The following sample was created as an example.

The pc77 and ins layers were applied by a spray method.

The electrical potential characteristics, strength, and durability of the above Lannor were measured.

◎: Particularly good, Q: Good, △: Slightly poor. ×: From the results above poor, it was found that by making the center of the substrate thinner by 10% to 50 inches, good results could be obtained and the object of the present invention could be achieved.

[Brief explanation of the drawing]

Fig. 1 is a cross-sectional view of a conventional screen mesh, Fig. 2 is a cross-sectional view of an embodiment of the present invention in which the upper surface of the mesh is roundly recessed, and Fig. 3 is a diagram showing the upper surface of another embodiment.

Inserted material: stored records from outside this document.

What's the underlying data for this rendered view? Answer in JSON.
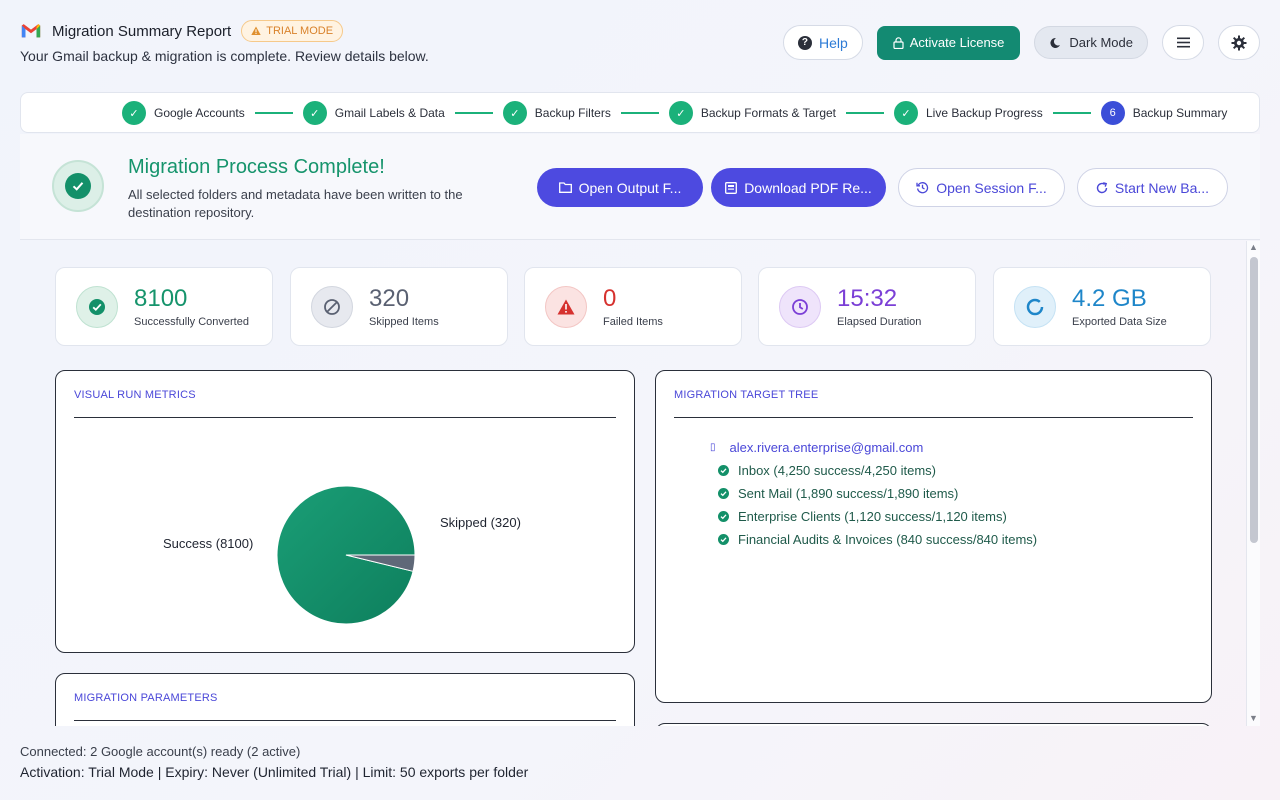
{
  "header": {
    "title": "Migration Summary Report",
    "trial_badge": "TRIAL MODE",
    "subtitle": "Your Gmail backup & migration is complete. Review details below.",
    "help_label": "Help",
    "activate_label": "Activate License",
    "dark_mode_label": "Dark Mode"
  },
  "stepper": {
    "steps": [
      {
        "label": "Google Accounts",
        "state": "done"
      },
      {
        "label": "Gmail Labels & Data",
        "state": "done"
      },
      {
        "label": "Backup Filters",
        "state": "done"
      },
      {
        "label": "Backup Formats & Target",
        "state": "done"
      },
      {
        "label": "Live Backup Progress",
        "state": "done"
      },
      {
        "label": "Backup Summary",
        "state": "current",
        "number": "6"
      }
    ]
  },
  "banner": {
    "title": "Migration Process Complete!",
    "description": "All selected folders and metadata have been written to the destination repository.",
    "buttons": {
      "open_output": "Open Output F...",
      "download_pdf": "Download PDF Re...",
      "open_session": "Open Session F...",
      "start_new": "Start New Ba..."
    }
  },
  "stats": [
    {
      "value": "8100",
      "label": "Successfully Converted",
      "color": "#16946c",
      "icon": "check-circle-icon"
    },
    {
      "value": "320",
      "label": "Skipped Items",
      "color": "#5a6172",
      "icon": "ban-icon"
    },
    {
      "value": "0",
      "label": "Failed Items",
      "color": "#d6322f",
      "icon": "warning-icon"
    },
    {
      "value": "15:32",
      "label": "Elapsed Duration",
      "color": "#7b3fd6",
      "icon": "clock-icon"
    },
    {
      "value": "4.2 GB",
      "label": "Exported Data Size",
      "color": "#1e86c9",
      "icon": "disk-ring-icon"
    }
  ],
  "metrics_panel": {
    "title": "VISUAL RUN METRICS"
  },
  "chart_data": {
    "type": "pie",
    "categories": [
      "Success",
      "Skipped"
    ],
    "values": [
      8100,
      320
    ],
    "labels": [
      "Success (8100)",
      "Skipped (320)"
    ],
    "colors": [
      "#139069",
      "#5f6878"
    ]
  },
  "tree_panel": {
    "title": "MIGRATION TARGET TREE",
    "root": "alex.rivera.enterprise@gmail.com",
    "items": [
      "Inbox (4,250 success/4,250 items)",
      "Sent Mail (1,890 success/1,890 items)",
      "Enterprise Clients (1,120 success/1,120 items)",
      "Financial Audits & Invoices (840 success/840 items)"
    ]
  },
  "params_panel": {
    "title": "MIGRATION PARAMETERS"
  },
  "footer": {
    "connected": "Connected: 2 Google account(s) ready (2 active)",
    "activation": "Activation: Trial Mode | Expiry: Never (Unlimited Trial) | Limit: 50 exports per folder"
  }
}
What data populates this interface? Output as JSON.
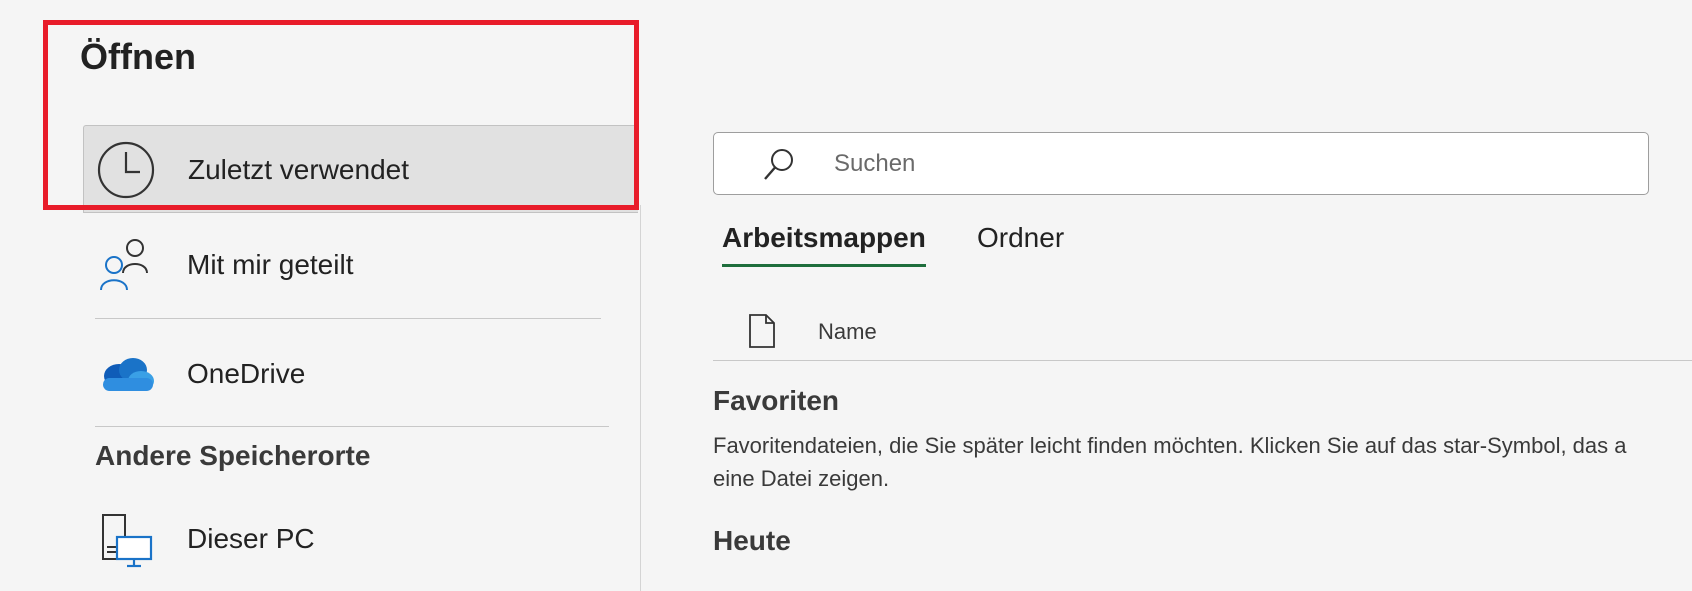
{
  "page_title": "Öffnen",
  "nav": {
    "recent": {
      "label": "Zuletzt verwendet",
      "icon": "clock-icon"
    },
    "shared": {
      "label": "Mit mir geteilt",
      "icon": "people-icon"
    },
    "onedrive": {
      "label": "OneDrive",
      "icon": "onedrive-cloud-icon"
    },
    "other_locations_heading": "Andere Speicherorte",
    "this_pc": {
      "label": "Dieser PC",
      "icon": "computer-icon"
    }
  },
  "search": {
    "placeholder": "Suchen",
    "value": "",
    "icon": "search-icon"
  },
  "tabs": [
    {
      "label": "Arbeitsmappen",
      "active": true
    },
    {
      "label": "Ordner",
      "active": false
    }
  ],
  "file_list": {
    "column_name": "Name",
    "column_icon": "document-icon"
  },
  "favorites": {
    "title": "Favoriten",
    "description_line1": "Favoritendateien, die Sie später leicht finden möchten. Klicken Sie auf das star-Symbol, das a",
    "description_line2": "eine Datei zeigen."
  },
  "today": {
    "title": "Heute"
  },
  "colors": {
    "accent_green": "#1e6e3c",
    "highlight_red": "#e81c2a",
    "selected_bg": "#e1e1e1",
    "page_bg": "#f5f5f5",
    "onedrive_blue": "#1a73c8"
  }
}
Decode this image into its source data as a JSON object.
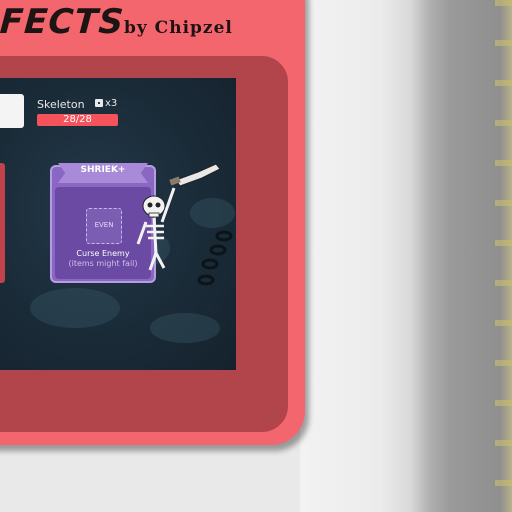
{
  "header": {
    "title": "FECTS",
    "byline": "by Chipzel"
  },
  "enemy": {
    "name": "Skeleton",
    "dice": "x3",
    "hp": "28/28",
    "icon": "skeleton-icon"
  },
  "card": {
    "title": "SHRIEK+",
    "slot_label": "EVEN",
    "name": "Curse Enemy",
    "note": "(items might fail)",
    "color": "#8a67c2"
  },
  "colors": {
    "frame": "#f4666d",
    "frame_inner": "#b2444c",
    "screen": "#1a2b38",
    "hp_bar": "#f4535c"
  }
}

Figure 4 shows a cross section of a conventional mesh with a PC layer and InS layer applied to it. Figure 5 shows an embodiment of the present invention with a rounded top surface. A diagram showing a cross section when a PC layer and an InS layer are applied to a recessed mesh, and FIG. 6 is a diagram showing a cross section of another embodiment of the present invention in which both ends of the mesh are raised. 1"°゛Base mesh) 2...26 layers, 3...In
S layer. Fig. 1 Two wings b" and Fig. 6] Z tuyer mouth

Claims (1)

[Claims] A screen photoreceptor used in electrophotography using a screen process, wherein the cross-sectional shape of the screen substrate is 10 to 50% thinner in the center than in the peripheral area.